D’altronde bisogna ammettere che l’idea del “tunnel” di congiungimento tra diversi comprensori sciistici, come quello follemente prospettato sui monti valsassinesi (un’idea che evidentemente piace parecchio agli amministratori della montagna italiana, dato che ogni tanto salta fuori anche altrove) è assolutamente simbolica per molti territori montani: perché, con certi politici, con le loro idee e per come essi spendono/vorrebbero spendere i soldi pubblici, la montagna italiana non sarà mai fuori dal tunnel – del declino inesorabile. Ecco.

Lo “sciatore” cadaverico e i “dottori” killer

(Articolo pubblicato il 04/11/17 su altavita.com)

Escavazione di nuove piste sciistiche a Caspoggio (Valmalenco, Sondrio), poco oltre i 1.000 metri di quota.

“Il salvataggio dello sci agonizzante (in questo caso morto e sepolto) può passare attraverso la realizzazione di nuove piste poco sopra i 1000 metri di quota?”
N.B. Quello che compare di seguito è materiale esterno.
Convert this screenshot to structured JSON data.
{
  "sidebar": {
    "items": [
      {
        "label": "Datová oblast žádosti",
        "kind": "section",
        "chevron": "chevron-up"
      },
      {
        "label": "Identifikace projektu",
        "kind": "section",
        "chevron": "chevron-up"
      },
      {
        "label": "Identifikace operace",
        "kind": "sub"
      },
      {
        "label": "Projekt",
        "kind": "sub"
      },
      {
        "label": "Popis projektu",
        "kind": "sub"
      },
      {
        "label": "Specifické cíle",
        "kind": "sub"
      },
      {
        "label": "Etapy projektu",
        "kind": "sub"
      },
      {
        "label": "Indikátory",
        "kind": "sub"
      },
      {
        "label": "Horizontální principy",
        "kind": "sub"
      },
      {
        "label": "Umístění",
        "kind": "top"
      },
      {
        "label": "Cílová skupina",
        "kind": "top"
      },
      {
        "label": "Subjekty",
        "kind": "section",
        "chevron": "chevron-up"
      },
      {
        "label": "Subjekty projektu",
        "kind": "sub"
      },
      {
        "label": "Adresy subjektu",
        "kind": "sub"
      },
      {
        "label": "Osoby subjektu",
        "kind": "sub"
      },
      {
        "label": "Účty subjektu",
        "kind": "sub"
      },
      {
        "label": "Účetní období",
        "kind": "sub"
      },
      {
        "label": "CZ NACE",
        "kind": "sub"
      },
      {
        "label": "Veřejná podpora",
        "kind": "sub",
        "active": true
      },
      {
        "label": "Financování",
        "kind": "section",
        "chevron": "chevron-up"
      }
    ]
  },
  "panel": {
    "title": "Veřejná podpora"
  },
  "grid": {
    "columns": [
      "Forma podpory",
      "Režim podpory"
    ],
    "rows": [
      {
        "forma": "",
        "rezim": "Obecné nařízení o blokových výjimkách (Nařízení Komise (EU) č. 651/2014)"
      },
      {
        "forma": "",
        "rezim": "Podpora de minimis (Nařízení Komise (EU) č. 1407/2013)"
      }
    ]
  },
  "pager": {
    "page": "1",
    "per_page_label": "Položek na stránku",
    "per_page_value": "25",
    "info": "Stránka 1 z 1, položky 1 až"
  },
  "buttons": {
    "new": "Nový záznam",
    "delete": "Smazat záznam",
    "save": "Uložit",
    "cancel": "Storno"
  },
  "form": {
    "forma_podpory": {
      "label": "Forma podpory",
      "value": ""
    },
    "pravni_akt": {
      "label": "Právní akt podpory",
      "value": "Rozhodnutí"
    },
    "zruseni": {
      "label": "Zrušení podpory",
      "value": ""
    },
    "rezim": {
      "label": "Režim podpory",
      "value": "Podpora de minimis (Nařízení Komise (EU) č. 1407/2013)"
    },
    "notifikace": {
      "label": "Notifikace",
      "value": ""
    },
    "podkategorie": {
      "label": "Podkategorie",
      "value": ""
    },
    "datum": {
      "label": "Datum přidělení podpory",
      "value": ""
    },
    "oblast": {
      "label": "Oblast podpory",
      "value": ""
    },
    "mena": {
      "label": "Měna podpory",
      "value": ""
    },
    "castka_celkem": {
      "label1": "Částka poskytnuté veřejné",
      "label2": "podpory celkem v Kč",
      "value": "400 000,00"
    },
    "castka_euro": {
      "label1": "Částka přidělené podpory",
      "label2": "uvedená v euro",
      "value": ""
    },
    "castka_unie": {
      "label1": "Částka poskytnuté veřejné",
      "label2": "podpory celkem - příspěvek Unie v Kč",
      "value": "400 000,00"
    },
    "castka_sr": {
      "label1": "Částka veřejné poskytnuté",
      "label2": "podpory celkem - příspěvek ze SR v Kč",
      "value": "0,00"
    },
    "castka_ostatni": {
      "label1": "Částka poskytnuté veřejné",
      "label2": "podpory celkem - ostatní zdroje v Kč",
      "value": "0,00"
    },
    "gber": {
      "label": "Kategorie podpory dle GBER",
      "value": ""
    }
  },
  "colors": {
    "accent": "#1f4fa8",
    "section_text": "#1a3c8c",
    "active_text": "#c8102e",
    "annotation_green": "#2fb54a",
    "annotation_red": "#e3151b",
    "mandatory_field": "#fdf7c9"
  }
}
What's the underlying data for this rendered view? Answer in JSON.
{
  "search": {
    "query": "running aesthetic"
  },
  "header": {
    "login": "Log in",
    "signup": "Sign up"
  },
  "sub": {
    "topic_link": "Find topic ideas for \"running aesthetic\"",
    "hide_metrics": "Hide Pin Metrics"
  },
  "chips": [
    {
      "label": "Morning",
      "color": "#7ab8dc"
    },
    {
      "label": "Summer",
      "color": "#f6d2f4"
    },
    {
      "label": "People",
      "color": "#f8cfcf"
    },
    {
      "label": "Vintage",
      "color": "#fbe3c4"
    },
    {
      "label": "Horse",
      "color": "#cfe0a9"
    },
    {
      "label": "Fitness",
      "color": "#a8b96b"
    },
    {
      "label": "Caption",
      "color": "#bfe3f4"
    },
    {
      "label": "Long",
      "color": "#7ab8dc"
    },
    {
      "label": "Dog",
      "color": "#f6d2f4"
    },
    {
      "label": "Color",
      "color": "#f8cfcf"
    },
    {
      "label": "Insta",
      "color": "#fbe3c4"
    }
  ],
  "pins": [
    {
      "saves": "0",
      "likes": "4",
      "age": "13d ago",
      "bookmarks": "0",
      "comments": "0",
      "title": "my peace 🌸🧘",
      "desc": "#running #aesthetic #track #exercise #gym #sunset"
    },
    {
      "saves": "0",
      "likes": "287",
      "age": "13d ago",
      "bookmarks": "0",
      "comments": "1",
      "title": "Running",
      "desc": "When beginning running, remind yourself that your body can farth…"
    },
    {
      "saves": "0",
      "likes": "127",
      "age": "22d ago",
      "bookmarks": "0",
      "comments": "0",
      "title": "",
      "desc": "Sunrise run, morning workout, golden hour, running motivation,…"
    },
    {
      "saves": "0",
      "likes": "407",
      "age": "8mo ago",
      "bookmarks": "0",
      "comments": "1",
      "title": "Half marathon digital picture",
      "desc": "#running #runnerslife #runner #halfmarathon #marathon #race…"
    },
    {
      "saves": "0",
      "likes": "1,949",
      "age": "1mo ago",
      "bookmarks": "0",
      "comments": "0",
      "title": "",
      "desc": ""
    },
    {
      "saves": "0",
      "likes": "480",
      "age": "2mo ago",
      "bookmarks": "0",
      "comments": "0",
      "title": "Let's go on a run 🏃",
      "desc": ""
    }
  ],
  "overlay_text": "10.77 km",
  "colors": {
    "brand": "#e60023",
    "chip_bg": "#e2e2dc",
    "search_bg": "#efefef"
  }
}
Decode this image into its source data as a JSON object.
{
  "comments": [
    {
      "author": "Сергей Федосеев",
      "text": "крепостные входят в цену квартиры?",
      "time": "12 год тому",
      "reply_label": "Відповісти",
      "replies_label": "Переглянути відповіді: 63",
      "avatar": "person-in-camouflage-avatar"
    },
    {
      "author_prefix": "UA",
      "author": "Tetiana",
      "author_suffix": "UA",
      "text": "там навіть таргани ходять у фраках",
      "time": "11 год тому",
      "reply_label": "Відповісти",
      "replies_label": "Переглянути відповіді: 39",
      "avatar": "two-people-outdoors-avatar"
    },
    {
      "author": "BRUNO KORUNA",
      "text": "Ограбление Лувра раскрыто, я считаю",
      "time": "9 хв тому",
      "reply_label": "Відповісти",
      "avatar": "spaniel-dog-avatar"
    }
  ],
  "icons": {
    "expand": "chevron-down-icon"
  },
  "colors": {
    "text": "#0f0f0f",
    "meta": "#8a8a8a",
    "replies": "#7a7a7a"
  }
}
Così si chiede Michele Comi, guida alpina valtellinese tra le più preparate e sensibili in senso generale sulla montagna, sulla propria pagina facebook. Per chiunque abbia buon senso, tale domanda è ovviamente retorica e la risposta scontata. Purtroppo non è così per ancora troppi politici e amministratori locali: una nuova pioggia di soldi pubblici arriva dalla Regione Lombardia sulle imprese dello sci su pista (per gran parte in situazione di default imminente e inevitabile) in spregio a qualsiasi valutazione sulla realtà climatica ed economica attuale della montagna nonché, appunto, di qualsiasi buon senso, e senza alcun cenno ad una volontà di ripensare il settore (se non con vaghi accenni evidentemente funzionali a fare da specchietto delle allodole per i più ingenui), proprio per salvare il salvabile, ove sia ragionevole, e modificare le strategie per tutto il resto. Non è una questione di “criminalizzare” le imprese dello sci su pista, sia chiaro, ma di mera (e fondamentale) comprensione della realtà e di minima visione del futuro basata sulla più ordinaria e assennata logica. Qualcosa di assolutamente “normale” in una situazione (climatica ed economica) sempre più anormale, mentre si continua a pretendere di imporre soluzioni totalmente anormali spacciandole come fossero la normalità. Con soldi pubblici a vantaggio di privati, peraltro: altra evidente anormalità.

In questo modo, io credo, la montagna non la si aiuta affatto, anzi: semmai così la si sfinisce ancor più subdolamente e letalmente.